The British parliament saw the American colonies as offering “all the easy emoluments of statuteable plunder,” a phrase in the 1775 Declaration that captured the default attitude of politicians to anyone under their sway. The Continental Congress scoffed that their British rulers “boast of their privileges and civilization, and yet proffer no milder conditions than servitude or death.” The Declaration stated that “we mean not to dissolve that union which has so long and so happily subsisted between us.” But it warned that Americans would only lay down their arms “when hostilities shall cease on the part of the aggressors, and all danger of their being renewed shall be removed, and not before.”
The Declaration on Taking Up Arms contains flashes of wisdom that should have been burned into popular memory as much as any phrase from the following year’s Declaration of Independence. In 1775, Congress boldly declared that “our attachment to no nation upon earth should supplant our attachment to liberty.” Unfortunately, Washington policymakers long ago buried that maxim in their pursuit of dominating much of the globe.
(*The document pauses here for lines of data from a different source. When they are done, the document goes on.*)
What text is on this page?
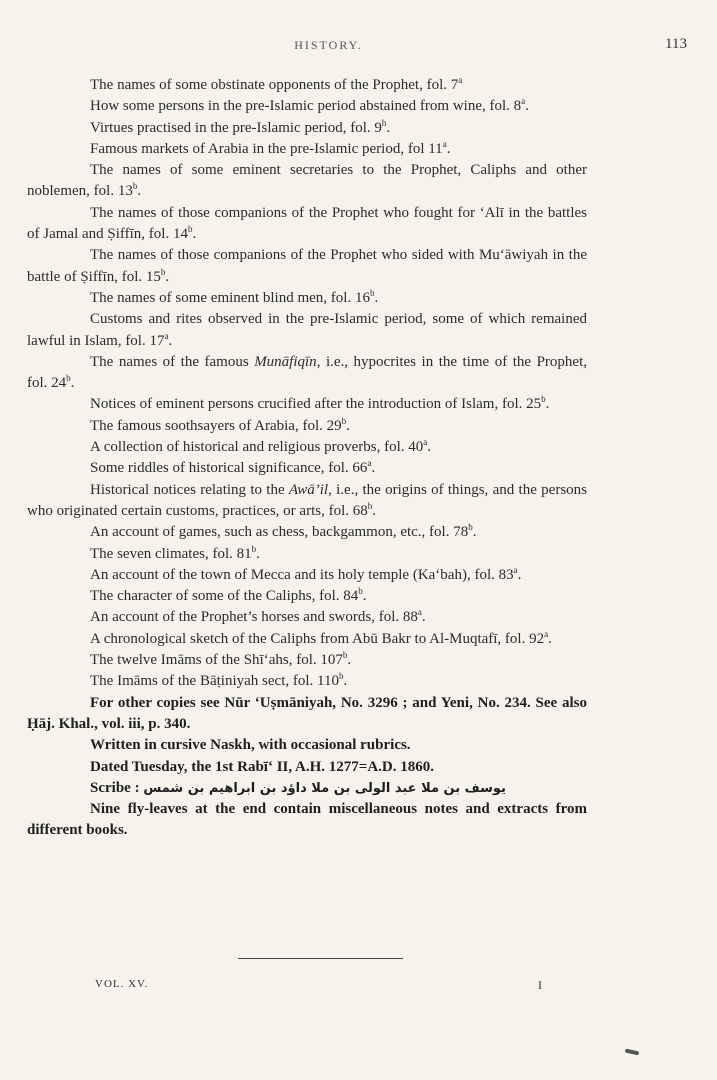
HISTORY.	113

The names of some obstinate opponents of the Prophet, fol. 7$^a$

How some persons in the pre-Islamic period abstained from wine, fol. 8$^a$.

Virtues practised in the pre-Islamic period, fol. 9$^b$.

Famous markets of Arabia in the pre-Islamic period, fol 11$^a$.

The names of some eminent secretaries to the Prophet, Caliphs and other noblemen, fol. 13$^b$.

The names of those companions of the Prophet who fought for ‘Alī in the battles of Jamal and Ṣiffīn, fol. 14$^b$.

The names of those companions of the Prophet who sided with Mu‘āwiyah in the battle of Ṣiffīn, fol. 15$^b$.

The names of some eminent blind men, fol. 16$^b$.

Customs and rites observed in the pre-Islamic period, some of which remained lawful in Islam, fol. 17$^a$.

The names of the famous Munāfiqīn, i.e., hypocrites in the time of the Prophet, fol. 24$^b$.

Notices of eminent persons crucified after the introduction of Islam, fol. 25$^b$.

The famous soothsayers of Arabia, fol. 29$^b$.

A collection of historical and religious proverbs, fol. 40$^a$.

Some riddles of historical significance, fol. 66$^a$.

Historical notices relating to the Awā’il, i.e., the origins of things, and the persons who originated certain customs, practices, or arts, fol. 68$^b$.

An account of games, such as chess, backgammon, etc., fol. 78$^b$.

The seven climates, fol. 81$^b$.

An account of the town of Mecca and its holy temple (Ka‘bah), fol. 83$^a$.

The character of some of the Caliphs, fol. 84$^b$.

An account of the Prophet’s horses and swords, fol. 88$^a$.

A chronological sketch of the Caliphs from Abū Bakr to Al-Muqtafī, fol. 92$^a$.

The twelve Imāms of the Shī‘ahs, fol. 107$^b$.

The Imāms of the Bāṭiniyah sect, fol. 110$^b$.

For other copies see Nūr ‘Uṣmāniyah, No. 3296 ; and Yeni, No. 234. See also Ḥāj. Khal., vol. iii, p. 340.

Written in cursive Naskh, with occasional rubrics.

Dated Tuesday, the 1st Rabī‘ II, A.H. 1277=A.D. 1860.

Scribe : يوسف بن ملا عبد الولى بن ملا داؤد بن ابراهيم بن شمس

Nine fly-leaves at the end contain miscellaneous notes and extracts from different books.

VOL. XV.	I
One year later, Americans offered only contempt and cannon balls for King George. Jefferson wrote in the Declaration: “A Prince, whose character is thus marked by every act which may define a Tyrant, is unfit to be the ruler of a free people.”
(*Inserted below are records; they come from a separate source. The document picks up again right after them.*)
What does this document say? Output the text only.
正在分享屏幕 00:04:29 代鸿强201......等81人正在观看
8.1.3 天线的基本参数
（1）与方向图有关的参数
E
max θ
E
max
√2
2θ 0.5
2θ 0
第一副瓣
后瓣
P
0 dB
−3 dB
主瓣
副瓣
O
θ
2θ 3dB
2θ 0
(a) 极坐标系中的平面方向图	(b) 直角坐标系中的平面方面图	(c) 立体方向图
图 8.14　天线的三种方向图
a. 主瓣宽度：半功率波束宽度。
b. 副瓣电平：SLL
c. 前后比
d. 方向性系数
Actually, there is plenty of political wisdom in both the 1775 and 1776 declarations, as well as many other state papers in that era. But schools are probably doing a worse job than ever before in helping young Americans recognize the deadly risks of officialdom unleashed. Former Supreme Court Justice Sandra Day O’Connor groused in 2014 that fewer than 20% of high school seniors “can say what the Declaration of Independence is, and it’s right there in the title.” Did O’Connor roll over in her grave when President Trump recently astounded an ABC reporter by asserting that the 1776 Declaration was “a declaration of unity and love and respect”?
Regardless of Oval Office revisionism, Americans should never forget that their nation was forged in resistance to political slavery and claims by distant masters to unlimited power.